Learning user representations based on historical behaviors lies at the core of modern recommender systems. Recent advances in sequential recommenders have convincingly demonstrated high capability in extracting effective user representations from the given behavior sequences. Despite significant progress, we argue that solely modeling the observational behaviors sequences may end up with a brittle and unstable system due to the noisy and sparse nature of user interactions logged. In this paper, we propose to learn accurate and robust user representations, which are required to be less sensitive to (attack on) noisy behaviors and trust more on the indispensable ones, by modeling counterfactual data distribution. Specifically, given an observed behavior sequence, the proposed CauseRec framework identifies dispensable and indispensable concepts at both the fine-grained item level and the abstract interest level.

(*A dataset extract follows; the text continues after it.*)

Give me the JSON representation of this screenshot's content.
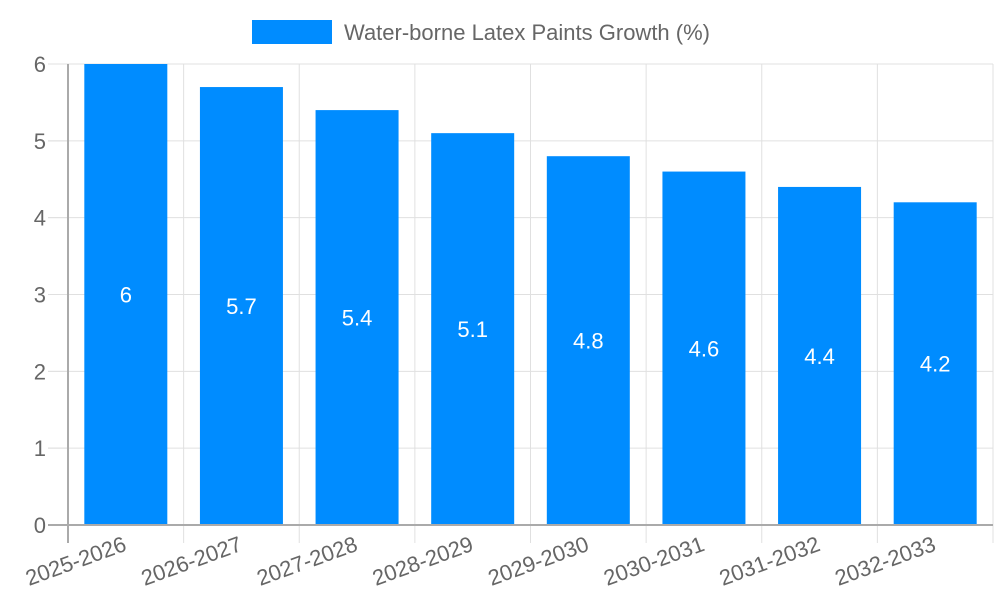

CauseRec conditionally samples user concept sequences from the counterfactual data distributions by replacing dispensable and indispensable concepts within the original concept sequence. With user representations obtained from the synthesized user sequences, CauseRec performs contrastive user representation learning by contrasting the counterfactual with the observational. We conduct extensive experiments on real-world public recommendation benchmarks and justify the effectiveness of CauseRec with multi-aspects model analysis. The results demonstrate that the proposed CauseRec outperforms state-of-the-art sequential recommenders by learning accurate and robust user representations.